Vagué un par de horas por las calles malditas de la ciudad antes de volver al hotel. Cuando crucé el vestíbulo, el recepcionista apenas levantó la vista del registro. Subí, dentro de la cápsula del ascensor, hasta la última planta y enfilé el pasillo desierto que terminaba ante la puerta de mi habitación. Pensé si Candela me creería si le decía que había dejado escapar a Sanabria; que, a estas alturas, nuestro viejo amigo navegaba en un crucero hacia un destino seguro. Quizá, como siempre, una mentira sería lo que se parecería más a la verdad. Abrí la puerta de la habitación sin encender la luz. Candela aún estaba acostada sobre las sábanas, la primera bocanada del amanecer encendido en su cuerpo desnudo. Me senté en una de las esquinas de la cama y recorrí su espalda con la yema de los dedos. Estaba fría como la escarcha. Fue entonces que me di cuenta de que lo que me había parecido la sombra de su cuerpo era un clavel de sangre que se extendía por la cama. Me giré lentamente y vi el cañón del revólver que me apuntaba al rostro desde la penumbra. Las gafas oscuras del mensajero relucían en aquel rostro empapado de sudor. Sonreía.
—El señor ministro le agradece profundamente su inestimable colaboración.
—Pero no se fía de mi silencio.
—Son tiempos difíciles. La patria nos exige grandes sacrificios, amigo mío.
Cubrí el cuerpo de Candela con la sábana manchada por su sangre.
—No me ha dicho nunca su nombre —dije, mientras le daba la espalda.
—Jorge —respondió el mensajero.
Me di la vuelta de golpe, la hoja del cuchillo de matador fue sólo una gota de luz en mis dedos. El corte lo destripó a la altura de la boca del estómago. El primer disparo de su revólver me atravesó la mano izquierda. El segundo se estrelló contra el capitel de una de las barras de la cama y lo pulverizó en una avalancha de astillas humeantes. En aquel instante, la hoja del cuchillo que Sanabria tanto amaba ya le había cortado el cuello al mensajero, que yacía en el suelo, ahogándose con su propia sangre, mientras sus manos enguantadas intentaban desesperadamente mantener la cabeza unida al tronco. Extraje el revólver y se lo metí en la boca.
—Yo no tengo amigos.
Aquella misma noche tomé el tren para volver a Madrid. Todavía me sangraba la mano. El dolor era una astilla de fuego clavada en la memoria. Aparte de esto, sin embargo, cualquiera habría pensado que yo era sólo otro hombre gris, entre la legión de hombres grises que colgaban de hilos invisibles sobre el decorado de un presente robado. Recluido en mi apartamento, con el revólver en la mano y la mirada perdida en la ventana, contemplé aquella inacabable noche oscura que se abría como un abismo sobre la tierra ensangrentada de todo el país.
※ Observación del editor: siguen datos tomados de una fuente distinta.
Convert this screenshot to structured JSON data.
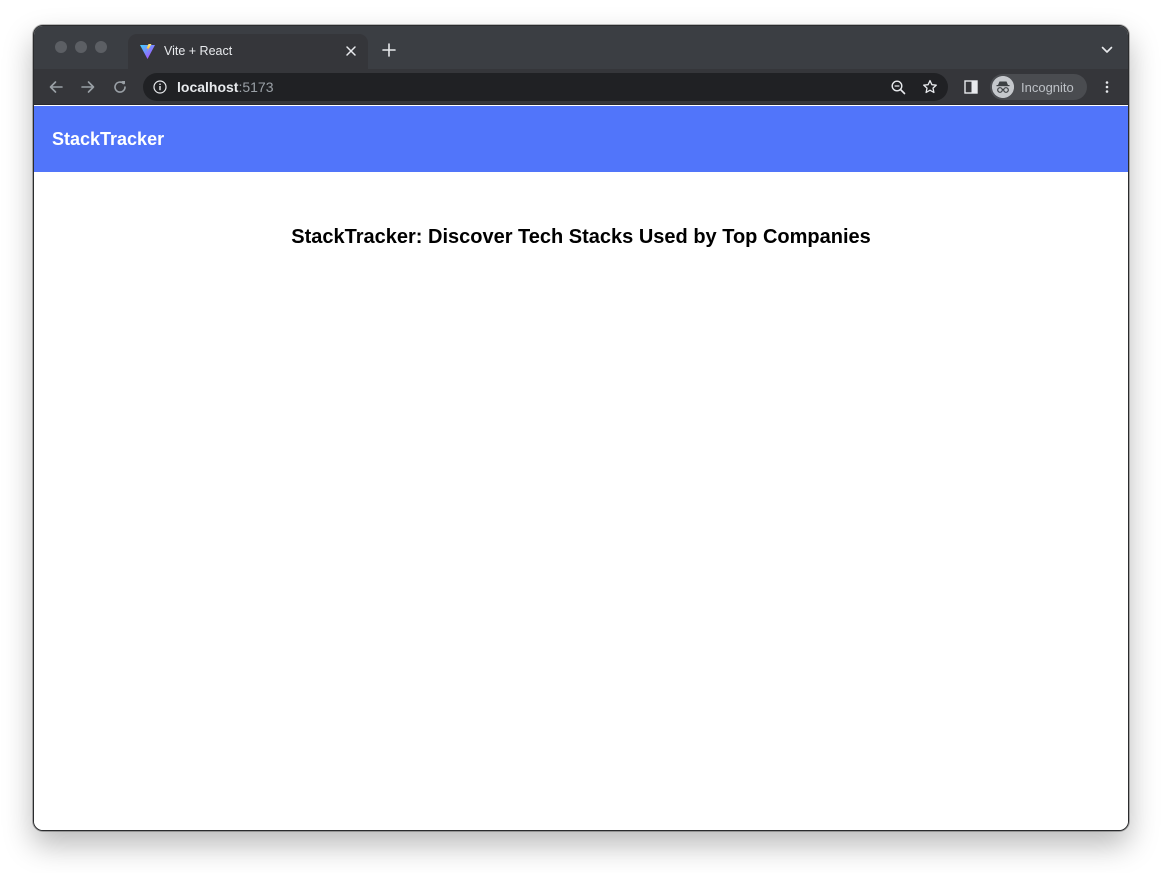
{
  "browser": {
    "tab": {
      "title": "Vite + React",
      "favicon": "vite-logo-icon"
    },
    "address": {
      "host": "localhost",
      "port": ":5173"
    },
    "profile": {
      "label": "Incognito",
      "icon": "incognito-icon"
    },
    "icons": {
      "back": "arrow-left-icon",
      "forward": "arrow-right-icon",
      "reload": "reload-icon",
      "info": "info-icon",
      "zoom": "zoom-out-icon",
      "bookmark": "star-icon",
      "side_panel": "side-panel-icon",
      "menu": "kebab-menu-icon",
      "close_tab": "close-icon",
      "new_tab": "plus-icon",
      "tab_search": "chevron-down-icon"
    },
    "colors": {
      "tabstrip": "#3b3e43",
      "toolbar": "#35363a",
      "omnibox": "#202124"
    }
  },
  "app": {
    "navbar": {
      "brand": "StackTracker",
      "color": "#5175fa"
    },
    "main": {
      "title": "StackTracker: Discover Tech Stacks Used by Top Companies"
    }
  }
}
La rabia de Sanabria sería la mía, y la piel de Candela, mi luz. La herida que me agujereaba la mano no dejaría de sangrar nunca. Al amanecer, cuando divisé la llanura infinita de Madrid, esbocé una sonrisa. Al cabo de unos minutos, mis pasos se perderían en el laberinto de la ciudad, insondables. Como siempre, mi mentor me había enseñado el camino, incluso a través de su ausencia. Sabía que, con toda seguridad, los diarios no hablarían de mí, que los libros de historia enterrarían mi nombre entre proclamas y quimeras. Tanto daba. Cada día que pasara, los hombres de gris seríamos más numerosos. Estaríamos de pronto junto a usted, en un café o en el autobús, leyendo un periódico o una revista. La noche más larga de la historia apenas ha comenzado.